They let darkness creep over the land, watching the industry of the estate below slowly dismantle itself, the Commonwealers crammed into pens for the night, the Wasp slaves filing dejectedly into their shacks.

“I’d never be a slave,” Gaved decided, staring at them. “How can you have a sting at your command and let a man own you?”

Aelta’s gaze, when he met it, was franker than he wished. “Oh you’d be surprised,” she said quietly. “Live in a world that hates you, and will kill you if you try and change your place in it. Find out how much using your sting will help, if one show of defiance puts you alone and friendless against a society that must destroy you for your insolence.  You think you’re the terribly bold rebel, Gaved, because you’re not a soldier. Try not being a man for a day, and then tell me how hard your road is.”

He stared at her. There was a great weight of Wasp within him that told him he should scoff and say she didn’t know what she was talking about: you’re a woman, what do you know? But that was precisely why she knew. He was too honest with himself to lie.

Seeing him without words, her look softened somewhat. “And when you were a soldier, the officers told you to fight, and you fought, yes? And some of you died, and sometimes the orders were stupid, I’ll bet. And you all had stings – and swords and crossbows as well! – and why not say no, right then and there? Consequences, Gaved. We all inherit the freedom to kill with our hands, men and women, soldiers and slaves, but just try using it freely. They tie our hands, Gaved. They tie our hands, and try to stop us using them. But some of us teach ourselves that there are more things these hands can do than they ever guess.”

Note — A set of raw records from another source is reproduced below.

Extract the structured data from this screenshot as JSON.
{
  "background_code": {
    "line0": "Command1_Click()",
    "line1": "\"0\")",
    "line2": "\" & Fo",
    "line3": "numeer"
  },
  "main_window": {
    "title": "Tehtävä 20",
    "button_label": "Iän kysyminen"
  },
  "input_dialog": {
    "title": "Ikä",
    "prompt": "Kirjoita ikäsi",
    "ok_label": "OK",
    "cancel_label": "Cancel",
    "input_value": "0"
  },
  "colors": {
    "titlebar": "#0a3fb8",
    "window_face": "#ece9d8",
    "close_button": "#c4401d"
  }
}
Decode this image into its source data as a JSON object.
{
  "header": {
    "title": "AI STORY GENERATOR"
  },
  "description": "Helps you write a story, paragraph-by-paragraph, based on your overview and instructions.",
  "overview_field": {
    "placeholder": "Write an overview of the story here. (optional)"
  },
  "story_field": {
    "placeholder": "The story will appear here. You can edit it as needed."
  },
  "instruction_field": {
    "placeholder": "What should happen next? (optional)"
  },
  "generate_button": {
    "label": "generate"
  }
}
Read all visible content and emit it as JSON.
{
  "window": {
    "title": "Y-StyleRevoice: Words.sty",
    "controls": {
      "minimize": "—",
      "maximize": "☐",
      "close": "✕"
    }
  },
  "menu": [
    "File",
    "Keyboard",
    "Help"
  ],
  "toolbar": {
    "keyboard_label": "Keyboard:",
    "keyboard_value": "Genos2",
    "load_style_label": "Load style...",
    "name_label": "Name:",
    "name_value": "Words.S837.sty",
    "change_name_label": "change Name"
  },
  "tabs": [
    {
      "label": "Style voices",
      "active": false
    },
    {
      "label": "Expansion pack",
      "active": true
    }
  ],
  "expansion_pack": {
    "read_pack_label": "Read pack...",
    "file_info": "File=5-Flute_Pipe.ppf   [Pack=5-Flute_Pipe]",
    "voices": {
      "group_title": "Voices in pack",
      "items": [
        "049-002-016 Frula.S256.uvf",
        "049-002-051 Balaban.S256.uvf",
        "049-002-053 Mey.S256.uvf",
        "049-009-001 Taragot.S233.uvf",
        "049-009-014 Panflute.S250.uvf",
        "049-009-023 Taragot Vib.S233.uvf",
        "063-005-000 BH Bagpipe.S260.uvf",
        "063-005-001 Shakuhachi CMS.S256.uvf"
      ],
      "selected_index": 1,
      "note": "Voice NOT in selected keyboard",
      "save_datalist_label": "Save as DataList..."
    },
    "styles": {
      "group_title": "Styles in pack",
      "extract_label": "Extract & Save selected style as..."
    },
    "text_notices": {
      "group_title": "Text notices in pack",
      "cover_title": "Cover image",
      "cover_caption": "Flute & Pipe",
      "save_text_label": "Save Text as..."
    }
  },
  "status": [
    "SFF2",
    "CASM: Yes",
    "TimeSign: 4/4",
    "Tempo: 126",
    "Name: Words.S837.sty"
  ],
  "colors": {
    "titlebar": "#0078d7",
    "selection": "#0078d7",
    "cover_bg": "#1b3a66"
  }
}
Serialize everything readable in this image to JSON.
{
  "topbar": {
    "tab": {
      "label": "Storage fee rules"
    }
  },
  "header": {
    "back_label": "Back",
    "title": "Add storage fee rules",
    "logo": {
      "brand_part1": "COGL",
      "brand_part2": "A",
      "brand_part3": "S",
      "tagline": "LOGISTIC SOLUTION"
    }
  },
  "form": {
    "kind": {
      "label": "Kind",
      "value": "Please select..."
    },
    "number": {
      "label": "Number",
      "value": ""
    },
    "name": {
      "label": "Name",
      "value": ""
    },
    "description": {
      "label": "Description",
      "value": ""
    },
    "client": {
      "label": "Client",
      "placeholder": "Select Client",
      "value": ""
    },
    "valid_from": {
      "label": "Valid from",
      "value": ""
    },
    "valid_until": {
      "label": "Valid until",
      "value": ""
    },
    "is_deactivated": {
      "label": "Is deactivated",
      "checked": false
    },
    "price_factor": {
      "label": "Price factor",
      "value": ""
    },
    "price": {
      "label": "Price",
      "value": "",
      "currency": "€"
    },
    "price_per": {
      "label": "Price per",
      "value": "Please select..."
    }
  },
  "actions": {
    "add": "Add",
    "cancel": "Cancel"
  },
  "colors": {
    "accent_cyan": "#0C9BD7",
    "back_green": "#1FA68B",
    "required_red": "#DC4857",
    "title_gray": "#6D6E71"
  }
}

Her face was very close to his, her voice very low. He tried to make that the moment where he would just duck in a little, so that their lips met, but somehow she was never quite as close as that, and then she was up on her feet again.

“That’s night enough,” she decided. “Let’s go.”

There were lanterns lit about the estate, and a handful of guards on patrol, but they were mostly concerned with the penned Commonwealers, memories of the war still fresh in every mind. Gaved and Aelta could make their way to the back of Colonel Haaked’s big house with almost leisurely unconcern: a pair of Wasps out enjoying the moonlight.

The ground before the dormitories was crossed and recrossed with tracks, with no sign of its precious hidden contents. Aelta had him keep watch while she hunted over it, skulking along the side of each hut in turn, murmuring to herself and crouching now and then to examine the earth. Every lost second seemed to weigh heavy on him, imagining a curious guard or two coming round the corner.

“Come on,” he hissed. “Hurry up.” They had already raided a tool store and his hands clenched and re-clenched on the haft of the shovel, ready to set to work.

She was kneeling beside a shack, head cocked as though listening to some voice only she could hear. Abruptly she stood, staring at him.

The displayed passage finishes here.